Extraskeletal osteosarcomas are rare. Few primary mammary osteosarcomas have been reported; many of these have been described in association with a biphasic tumor. Fifty pure osteosarcomas of the breast, diagnosed between 1957 and 1995, were reviewed after excluding those of biphasic origin. The absence of epithelial differentiation was confirmed using a panel of immunohistochemical markers in 32 cases and using ultrastructural evaluation in an additional four cases. Tumors occurred in 49 women and one man; age ranged from 27 to 89 years (median, 64.5 years).
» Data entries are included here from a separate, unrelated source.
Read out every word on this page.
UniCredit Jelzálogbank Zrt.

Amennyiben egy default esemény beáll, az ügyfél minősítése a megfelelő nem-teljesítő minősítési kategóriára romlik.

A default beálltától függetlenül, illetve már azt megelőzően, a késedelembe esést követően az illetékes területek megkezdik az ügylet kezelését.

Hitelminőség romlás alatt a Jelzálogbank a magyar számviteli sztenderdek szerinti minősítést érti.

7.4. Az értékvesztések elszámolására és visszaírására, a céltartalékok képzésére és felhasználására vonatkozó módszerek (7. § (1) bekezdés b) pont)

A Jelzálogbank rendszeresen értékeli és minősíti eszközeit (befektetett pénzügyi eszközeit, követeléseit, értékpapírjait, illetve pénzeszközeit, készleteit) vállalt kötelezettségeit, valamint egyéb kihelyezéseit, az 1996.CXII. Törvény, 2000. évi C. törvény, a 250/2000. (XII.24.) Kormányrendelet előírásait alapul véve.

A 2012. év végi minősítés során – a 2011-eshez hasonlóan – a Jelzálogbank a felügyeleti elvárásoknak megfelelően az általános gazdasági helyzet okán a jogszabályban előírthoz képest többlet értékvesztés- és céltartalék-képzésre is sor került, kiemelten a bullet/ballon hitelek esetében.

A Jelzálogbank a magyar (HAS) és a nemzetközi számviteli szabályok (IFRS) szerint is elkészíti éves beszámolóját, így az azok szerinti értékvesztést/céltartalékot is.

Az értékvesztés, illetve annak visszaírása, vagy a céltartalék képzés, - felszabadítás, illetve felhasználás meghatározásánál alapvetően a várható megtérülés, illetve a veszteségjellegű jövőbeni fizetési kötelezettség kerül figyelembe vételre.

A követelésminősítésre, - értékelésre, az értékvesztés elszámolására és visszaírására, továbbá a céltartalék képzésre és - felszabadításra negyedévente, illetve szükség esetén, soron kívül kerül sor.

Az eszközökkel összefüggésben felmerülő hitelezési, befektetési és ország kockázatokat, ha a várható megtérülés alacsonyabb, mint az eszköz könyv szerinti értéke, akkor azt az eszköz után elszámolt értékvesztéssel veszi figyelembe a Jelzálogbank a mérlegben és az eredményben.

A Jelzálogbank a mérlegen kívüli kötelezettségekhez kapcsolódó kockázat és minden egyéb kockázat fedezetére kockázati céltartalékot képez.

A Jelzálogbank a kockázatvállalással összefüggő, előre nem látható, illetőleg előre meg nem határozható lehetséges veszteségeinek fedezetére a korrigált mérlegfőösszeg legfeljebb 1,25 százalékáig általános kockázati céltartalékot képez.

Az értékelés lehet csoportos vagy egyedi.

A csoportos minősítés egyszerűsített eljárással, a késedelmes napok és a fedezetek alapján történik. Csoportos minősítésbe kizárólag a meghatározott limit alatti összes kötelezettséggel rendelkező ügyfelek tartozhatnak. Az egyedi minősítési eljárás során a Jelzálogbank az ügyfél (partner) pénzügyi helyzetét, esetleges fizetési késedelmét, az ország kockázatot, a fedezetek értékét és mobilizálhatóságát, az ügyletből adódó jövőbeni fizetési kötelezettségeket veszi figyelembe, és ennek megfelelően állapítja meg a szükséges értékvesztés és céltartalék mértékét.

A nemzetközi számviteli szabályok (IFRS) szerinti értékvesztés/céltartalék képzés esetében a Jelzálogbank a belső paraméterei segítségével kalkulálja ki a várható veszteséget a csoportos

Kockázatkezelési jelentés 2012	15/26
One patient received radiotherapy for ipsilateral breast carcinoma 9 years before presentation. Patients were treated by excisional biopsy (n = 13), tylectomy (n = 5) or mastectomy (n = 32). All axillary nodes, dissected in 20 patients, were free of tumor. One patient had extramammary spread at diagnosis. The neoplasms were 1.4 cm to 13.0 cm (mean, 4.6 cm), and 60% were grossly circumscribed. Tumors were classified as fibroblastic (n = 28), osteoclastic (n = 14), or osteoblastic (n = 8). Of 39 patients with available follow-up information, locally recurrent (n = 11) and metastatic (n = 15) disease developed in 23 (59%) at a mean of 10.5 and 14.5 months from diagnosis. Eight (73%) patients in whom local recurrence developed were treated with excisional biopsy or tylectomy; of these, seven had a positive margin. Sixteen (41%) patients died of disease at a mean of 17.1 months, within 20 months of onset of metastases, most commonly to the lung. Mammary osteosarcomas are aggressive tumors with a propensity for blood-borne rather than lymphatic spread. Total excision without axillary dissection is advised.